The "Too Many 'Cruits" march continues, as Drew Kobayashi, a receiver out of St. Louis High in Honolulu. Kobayashi joins Logan Gamble, new commit Matthew Laris, and Zion Echols on the receiving core in the class of 2016. He also joins Kanawai Noa and Semisi Uluave as coming from Honolulu. At the moment, Kobayashi is listed at the same size as Trevor Davis(6'2" and 180 lbs), and is listed as having a 4.54 40 time. The Trevor Davis comparison might be apt, as Kobayashi looks to be talented in the vertical game and in making plays in space.
- First play on the tape is how Kobayashi runs a deep route. It's very smooth, as he gets by the defender, makes the over-the-shoulder grab with a couple of players in the vicinity. He gets another 10-15 yards after the catch. He has some great focus in making the play with a defender on his back.
- In the course of the tape, Kobayashi runs five go routes, three slants, a 10 yard hitch, a deep out, a stop and go, a post, and a shallow crossing route where he sits in a zone. All of these routes are a part of our offense, especially the verticals and slants. The spread of the Tony Franklin system to high schools gives us guys ready made to play in this system, like Kobayashi. For the most part, all that's needed is some technical fixes and some time to get used to the college speed.
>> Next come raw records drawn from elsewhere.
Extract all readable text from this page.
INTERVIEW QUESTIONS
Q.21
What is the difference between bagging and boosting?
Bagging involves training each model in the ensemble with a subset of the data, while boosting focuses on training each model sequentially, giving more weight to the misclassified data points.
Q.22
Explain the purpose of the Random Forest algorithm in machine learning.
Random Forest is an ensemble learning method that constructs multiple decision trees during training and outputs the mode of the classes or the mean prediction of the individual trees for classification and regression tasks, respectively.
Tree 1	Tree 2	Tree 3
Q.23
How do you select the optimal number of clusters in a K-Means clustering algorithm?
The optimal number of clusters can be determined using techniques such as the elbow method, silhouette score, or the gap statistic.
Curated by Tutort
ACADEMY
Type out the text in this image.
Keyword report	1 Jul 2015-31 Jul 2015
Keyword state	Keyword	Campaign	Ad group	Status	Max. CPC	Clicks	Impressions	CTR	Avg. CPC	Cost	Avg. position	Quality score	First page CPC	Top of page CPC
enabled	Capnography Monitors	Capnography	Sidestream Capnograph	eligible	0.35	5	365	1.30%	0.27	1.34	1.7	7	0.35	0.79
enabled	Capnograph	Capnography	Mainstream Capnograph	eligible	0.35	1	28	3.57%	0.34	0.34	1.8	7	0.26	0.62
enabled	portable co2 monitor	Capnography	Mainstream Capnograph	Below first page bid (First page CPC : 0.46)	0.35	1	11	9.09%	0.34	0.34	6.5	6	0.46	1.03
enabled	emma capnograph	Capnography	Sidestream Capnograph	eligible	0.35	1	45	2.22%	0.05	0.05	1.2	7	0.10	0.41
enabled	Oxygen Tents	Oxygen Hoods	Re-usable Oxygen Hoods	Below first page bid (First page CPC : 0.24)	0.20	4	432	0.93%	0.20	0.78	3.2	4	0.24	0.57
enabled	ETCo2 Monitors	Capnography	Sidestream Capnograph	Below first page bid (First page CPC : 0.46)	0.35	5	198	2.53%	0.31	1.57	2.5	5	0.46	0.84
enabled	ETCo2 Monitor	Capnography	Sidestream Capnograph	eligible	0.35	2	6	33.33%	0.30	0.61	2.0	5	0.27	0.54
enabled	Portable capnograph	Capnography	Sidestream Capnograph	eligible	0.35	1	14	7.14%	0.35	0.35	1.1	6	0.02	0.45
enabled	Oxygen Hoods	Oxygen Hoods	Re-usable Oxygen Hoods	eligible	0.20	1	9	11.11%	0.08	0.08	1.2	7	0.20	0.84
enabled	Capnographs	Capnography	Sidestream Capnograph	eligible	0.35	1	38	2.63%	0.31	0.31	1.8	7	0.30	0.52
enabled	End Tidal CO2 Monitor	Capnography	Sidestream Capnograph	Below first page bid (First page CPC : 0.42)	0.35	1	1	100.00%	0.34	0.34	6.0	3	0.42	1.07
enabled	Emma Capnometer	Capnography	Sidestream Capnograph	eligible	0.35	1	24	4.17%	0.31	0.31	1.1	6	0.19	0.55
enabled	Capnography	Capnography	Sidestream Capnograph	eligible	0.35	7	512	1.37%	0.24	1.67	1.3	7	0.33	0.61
- The stop and go route that Kobayashi runs around :35 is probably my favorite route of the tape. I have a soft spot for a good stop and go, and Kobayashi gets the corner to bite on the fake, then accelerates right by him with the greatest of ease. He has no problem outrunning any defender after this, which is common for a lot of his vertical routes.
- There are two slant routes that he runs, at 1:00 and 1:09 respectively, where the quarterback releases the ball late, and Kobayashi has to slow down of his route to make the catch. Even with what seems like a mistake from the QB, he positions himself so the defender doesn't have a chance to make a play on the ball. That's the kind of awareness that this guy has, and he does the small things very well.
- At around 1:39, the defense is playing in a cover 2, and Kobayashi runs a go route. He looks for the ball early, once he gets by the press coverage and makes a catch in the gap between the corner and the safety. Combining the situational awareness of what's going on during the play with the ability to make the play is something we take for granted for a lot of receivers, but he does his scouting well.
- This film is very fundamental, enough that Tim Duncan would be proud. There's little things, like turning to the outside after making a catch on a 10 yard hitch (2:13), finding the hole in a zone on a crossing route and sitting in it (2:04), or getting to the open space between three defenders on a post route and making the catch look routine (1:16).
- There is an issue with the out route that he runs at about :17. The cut is rounded off and he cuts away from the line of scrimmage, instead of coming back towards the line. It works out in this play, but the route can get undercut and the corner could get an easy pick six. This needs a fix.
- The last minute of his film is blocking for runs or for screens, a necessary skill in the TFS. What I like about this is his technique, specifically at 2:50 and 3:00. He breaks down with his feet, using short choppy steps before he locks up with the guy, getting a great push to spring the receiver he's blocking for on a screen. Since downfield blocking makes a screen, Kobayashi is going to fit in well with the bubble screens and tunnel screens we're set to run.
- All in all, Kobayashi could be the replacement for Trevor Davis in a couple of years. He has the potential to stretch the field vertically, while also having the ability to block and make catches in open space. He's not exactly flashy, but this is a solid get.